3) Update Apache/.htaccess for subfolder rewrites

In /home/mydomain/public_html/inv/.htaccess (or /public if that’s your document root), ensure you have a RewriteBase that matches the subfolder:

RewriteEngine On
RewriteBase /inv/

RewriteCond %{REQUEST_FILENAME} !-f
RewriteCond %{REQUEST_FILENAME} !-d
RewriteRule ^ index.php [L]

This helps Laravel generate correct relative URLs when behind Apache+cPanel in a subdirectory (it’s a common gotcha with subfolder installs).


4) Verify

  • Visit https://mydomain.xyz/inv/livewire/livewire.js in the browser — you should get a 200 OK (JS content).
  • Open the invoice link as a client; in DevTools → Network you should see POST /inv/livewire/update returning 200, not 404.
  • If still wrong, re-clear caches (optimize:clear) and check that your Blade layout includes @livewireScripts on portal pages.

5) Edge cases (pick what applies)

  • cPanel “public” exposure: make sure the public entry point is /inv/public (via a symlink or by moving the framework files one level up and keeping only public assets in webroot). Avoid serving the framework root directly.
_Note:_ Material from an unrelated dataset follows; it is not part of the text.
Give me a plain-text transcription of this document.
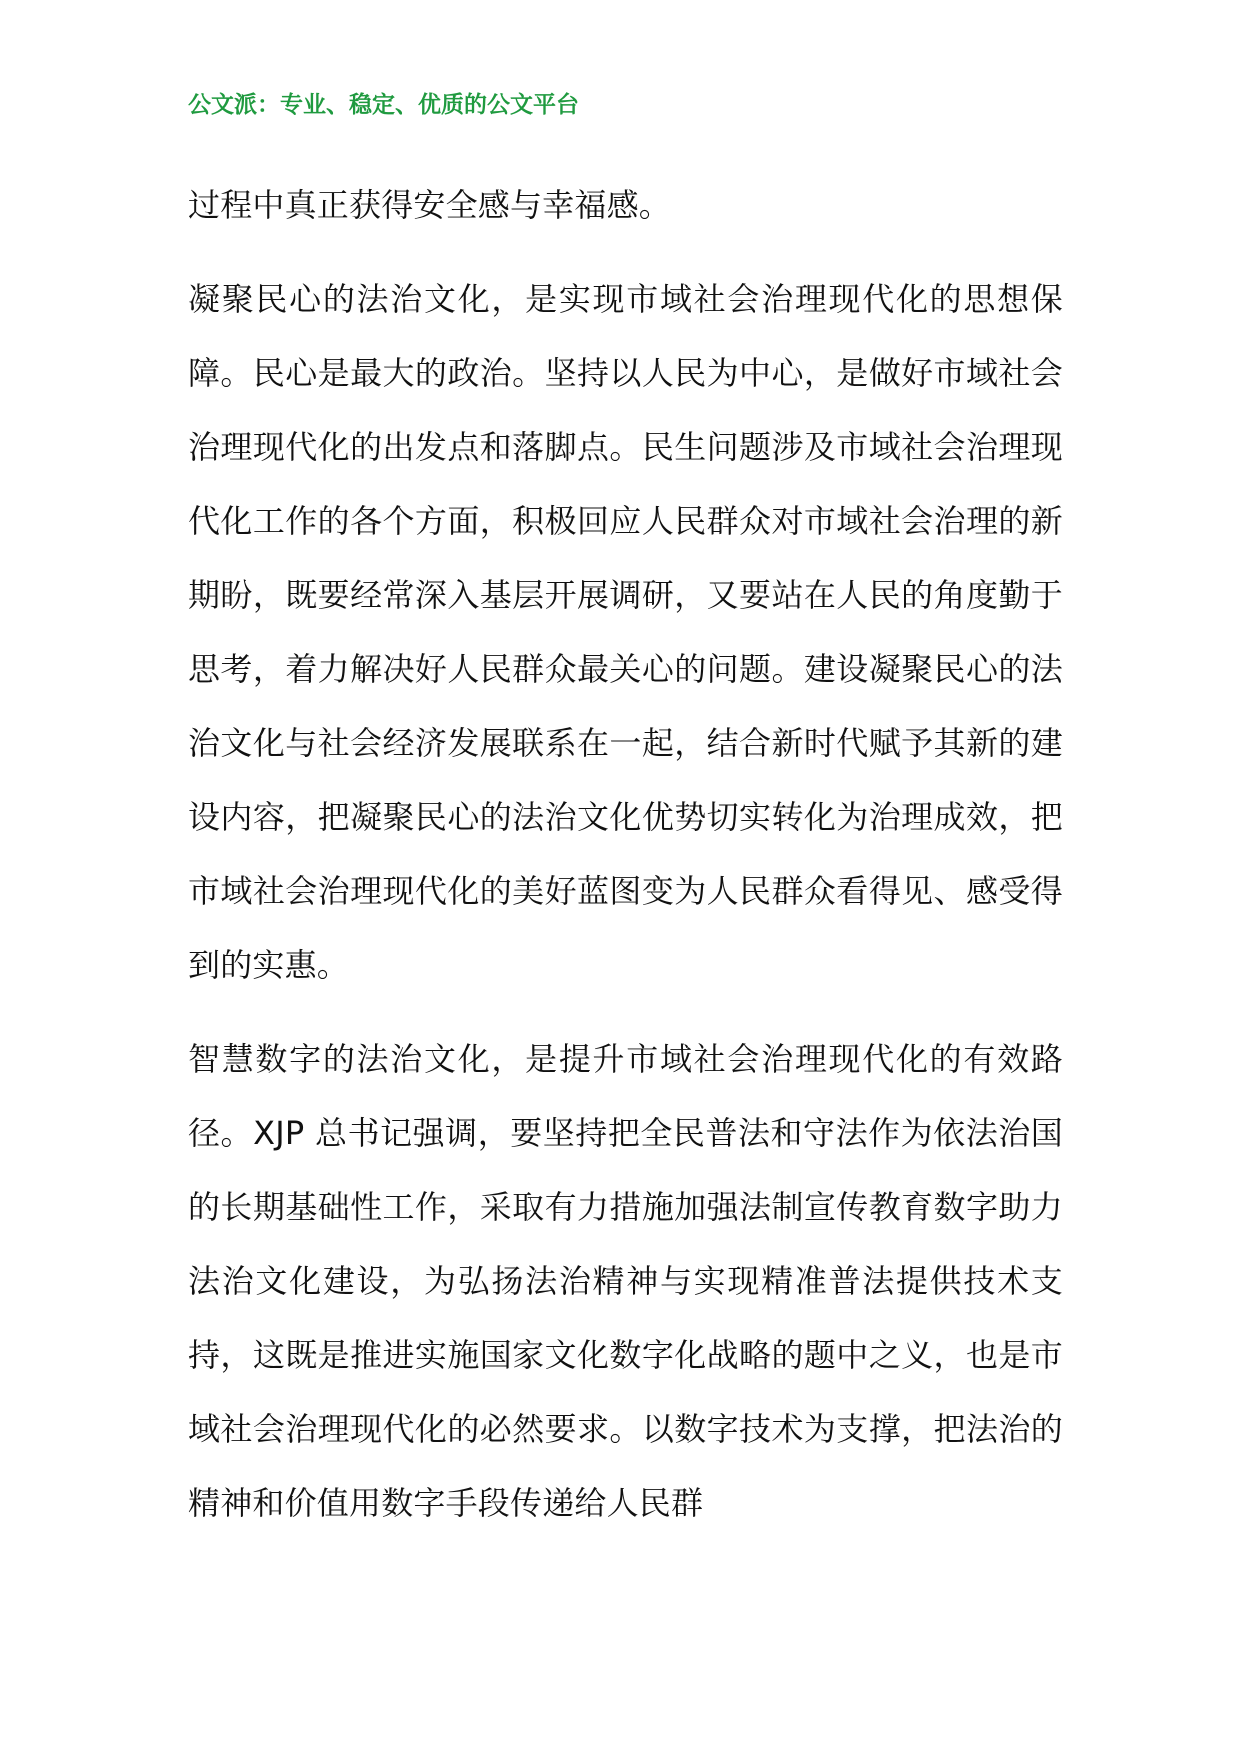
公文派：专业、稳定、优质的公文平台

过程中真正获得安全感与幸福感。

凝聚民心的法治文化，是实现市域社会治理现代化的思想保障。民心是最大的政治。坚持以人民为中心，是做好市域社会治理现代化的出发点和落脚点。民生问题涉及市域社会治理现代化工作的各个方面，积极回应人民群众对市域社会治理的新期盼，既要经常深入基层开展调研，又要站在人民的角度勤于思考，着力解决好人民群众最关心的问题。建设凝聚民心的法治文化与社会经济发展联系在一起，结合新时代赋予其新的建设内容，把凝聚民心的法治文化优势切实转化为治理成效，把市域社会治理现代化的美好蓝图变为人民群众看得见、感受得到的实惠。

智慧数字的法治文化，是提升市域社会治理现代化的有效路径。XJP 总书记强调，要坚持把全民普法和守法作为依法治国的长期基础性工作，采取有力措施加强法制宣传教育数字助力法治文化建设，为弘扬法治精神与实现精准普法提供技术支持，这既是推进实施国家文化数字化战略的题中之义，也是市域社会治理现代化的必然要求。以数字技术为支撑，把法治的精神和价值用数字手段传递给人民群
  • SESSION path (rare, but in some cPanel proxies you may need):

    SESSION_DRIVER=cookie
    SESSION_SECURE_COOKIE=true
    SESSION_PATH=/inv
    
  • Caching/CDN: if any CDN is in front, exclude /inv/livewire/* from caching.


6) Why a subdomain often “just works”

Putting the app at a subdomain (e.g., invoices.mydomain.xyz) avoids path prefix issues entirely and simplifies NGINX/Apache rules. If you’re able to switch later, it’s the lowest-friction long-term setup for Livewire-based portals. (Several Invoice Ninja forum threads end up recommending this.) (forum.invoiceninja.com)


Quick copy-paste checklist

  1. .envAPP_URL=https://mydomain.xyz/inv
  2. routes/web.php → add the Livewire::setScriptRoute and setUpdateRoute block above.
  3. NGINX Manager include → add the location ^~ /inv/livewire/ block to bypass static caching and forward to PHP/Apache.
  4. .htaccess → ensure RewriteBase /inv/.
  5. php artisan optimize:clear
  6. Reload services; re-test invoice in client portal.

Hi,

I have encountered this issue a few times on self hosted via cpanel/whm. I tried many of the path related fixes/workarounds, only to hit further errors elsewhere. The easiest and only fix I found was to create a subdomain and reinstall using the method I outlined earlier. Hope that helps.

Thanks @SteveMc

As a test I created a subdomain that points to the current installation and then updated the APP_URL in the .env file to be APP_URL=“https://inv.mydomain.xyz”. I went into Settings >> client portal and the Login URL has been updated to https://inv.mydomain.xyz/client/login (no /inv in the URL anymore). I tested with an existing invoice and it gave me the same result (404 error). However, I created a new invoice and it looks like it is working. No 404 error and I was able to pay the invoice successfully. I confirmed that it’s marked paid in Invoice Ninja and my payment processor has the payment on file.

So now my question is, is it really necessary to go through the new backup/new installation/restoring data or can I proceed as is with no issues in the future? I assume that I should probably log out of the app and log back in using the new URL and I’m fine with that. I’m also okay with previous invoices and quotes not being available to view online. Or maybe there’s a way to update the URL for previously existing data? But I’m not sure if there are issues that may pop up that I’m not aware of.

One more quick update, after logging out of and back into the app using the new URL even old invoices are now able to be viewed online. Unless you can think of a reason why I shouldn’t proceed as-is then I don’t see a reason to go through the backup/new install/restore process.